The chickens are coming to roost for manufacturers that failed to innovate
“PCs are still seen as necessities,” writes Gartner research director George Shiffler in a press release issued Monday. “But the PC industry’s inability to significantly innovate and its overreliance on a business model predicated on driving volume through price declines are finally impacting the industry’s ability to induce new replacement cycles.”
Shiffler’s harsh words come at the end of a Gartner report warning clients not to expect worldwide PC shipments to exceed 352.4 million this year — only 14% more than 2009 and considerably less than the 17% growth Gartner predicted just last September.
“These results reflect marked reductions in expected near-term unit growth based on expectations of weaker consumer demand, due in no small part to growing user interest in media tablets such as the iPad,” said Ranjit Atwal, another Gartner research director.
By 2014, Atwal expects tablets made by Apple (AAPL) and others to displace around 10% of PC sales.
The chickens, according to Gartner, are coming to roost for PC makers that failed to anticipate — as Apple did — the popularity of mobile Internet devices like the iPhone and the iPad.

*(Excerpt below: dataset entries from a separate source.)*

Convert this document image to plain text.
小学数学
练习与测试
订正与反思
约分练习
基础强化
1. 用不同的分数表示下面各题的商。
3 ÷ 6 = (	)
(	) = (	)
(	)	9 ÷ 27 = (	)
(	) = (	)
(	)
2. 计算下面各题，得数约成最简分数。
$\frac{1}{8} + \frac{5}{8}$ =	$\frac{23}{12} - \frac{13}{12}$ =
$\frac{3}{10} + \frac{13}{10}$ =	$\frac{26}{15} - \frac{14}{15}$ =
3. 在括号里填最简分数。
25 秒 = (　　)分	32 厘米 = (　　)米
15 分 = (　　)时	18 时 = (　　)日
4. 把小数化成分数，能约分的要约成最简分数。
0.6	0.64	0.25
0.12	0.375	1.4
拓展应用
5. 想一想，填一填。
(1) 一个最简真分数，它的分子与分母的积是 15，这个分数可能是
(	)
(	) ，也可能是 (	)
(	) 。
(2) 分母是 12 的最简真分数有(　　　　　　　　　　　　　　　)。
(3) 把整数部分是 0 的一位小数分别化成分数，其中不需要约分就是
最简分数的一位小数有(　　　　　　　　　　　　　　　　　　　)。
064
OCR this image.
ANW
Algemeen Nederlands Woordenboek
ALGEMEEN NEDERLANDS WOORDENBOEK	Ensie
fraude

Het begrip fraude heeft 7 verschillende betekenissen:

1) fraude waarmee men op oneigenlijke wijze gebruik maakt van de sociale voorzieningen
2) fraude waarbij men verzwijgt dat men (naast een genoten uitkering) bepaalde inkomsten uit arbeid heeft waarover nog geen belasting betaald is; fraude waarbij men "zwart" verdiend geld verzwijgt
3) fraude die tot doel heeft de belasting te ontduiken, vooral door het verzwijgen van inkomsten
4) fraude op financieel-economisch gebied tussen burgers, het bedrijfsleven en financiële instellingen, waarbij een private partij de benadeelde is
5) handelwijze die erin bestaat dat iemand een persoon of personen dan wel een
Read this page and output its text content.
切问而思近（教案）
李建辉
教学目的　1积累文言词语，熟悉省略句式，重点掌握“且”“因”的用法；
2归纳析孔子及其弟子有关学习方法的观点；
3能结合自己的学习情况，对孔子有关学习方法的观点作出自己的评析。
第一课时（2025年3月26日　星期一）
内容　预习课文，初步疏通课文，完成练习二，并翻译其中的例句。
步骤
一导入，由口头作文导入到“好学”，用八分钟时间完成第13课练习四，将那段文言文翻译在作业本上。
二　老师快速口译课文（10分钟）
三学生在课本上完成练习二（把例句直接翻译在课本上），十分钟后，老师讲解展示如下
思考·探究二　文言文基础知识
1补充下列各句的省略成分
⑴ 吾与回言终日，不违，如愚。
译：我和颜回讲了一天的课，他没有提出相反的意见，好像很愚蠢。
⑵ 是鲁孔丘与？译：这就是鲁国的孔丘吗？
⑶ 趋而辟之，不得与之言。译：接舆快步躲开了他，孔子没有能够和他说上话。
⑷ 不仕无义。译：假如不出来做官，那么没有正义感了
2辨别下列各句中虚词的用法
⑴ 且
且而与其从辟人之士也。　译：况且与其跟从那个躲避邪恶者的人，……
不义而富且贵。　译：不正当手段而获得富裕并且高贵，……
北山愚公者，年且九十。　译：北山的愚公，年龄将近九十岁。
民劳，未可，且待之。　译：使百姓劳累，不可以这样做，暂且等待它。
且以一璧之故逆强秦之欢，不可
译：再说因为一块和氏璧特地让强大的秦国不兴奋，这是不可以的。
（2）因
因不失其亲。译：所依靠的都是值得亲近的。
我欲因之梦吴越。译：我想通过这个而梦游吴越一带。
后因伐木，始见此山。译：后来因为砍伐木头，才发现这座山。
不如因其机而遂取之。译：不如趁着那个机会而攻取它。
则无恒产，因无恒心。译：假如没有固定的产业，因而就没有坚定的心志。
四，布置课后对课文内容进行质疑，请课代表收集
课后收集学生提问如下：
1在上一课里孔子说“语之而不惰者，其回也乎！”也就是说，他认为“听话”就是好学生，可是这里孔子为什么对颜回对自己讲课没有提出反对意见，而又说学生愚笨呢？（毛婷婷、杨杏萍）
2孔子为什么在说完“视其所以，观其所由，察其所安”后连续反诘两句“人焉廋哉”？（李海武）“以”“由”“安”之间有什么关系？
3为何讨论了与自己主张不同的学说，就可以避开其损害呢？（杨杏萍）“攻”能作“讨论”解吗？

Raphael Vasquez, yet another Gartner analyst, put it this way:
“PC market growth will be impacted by devices that enable better on-the-go content consumption such as media tablets and next-generation smartphones. These devices will be increasing (sic) embraced as complements if not substitutes for PCs where voice and light data consumption are desired. It is likely that desk-based PCs will be adversely impacted over the long-term by the adoption of hosted virtual desktops, which can readily use other devices like thin clients.”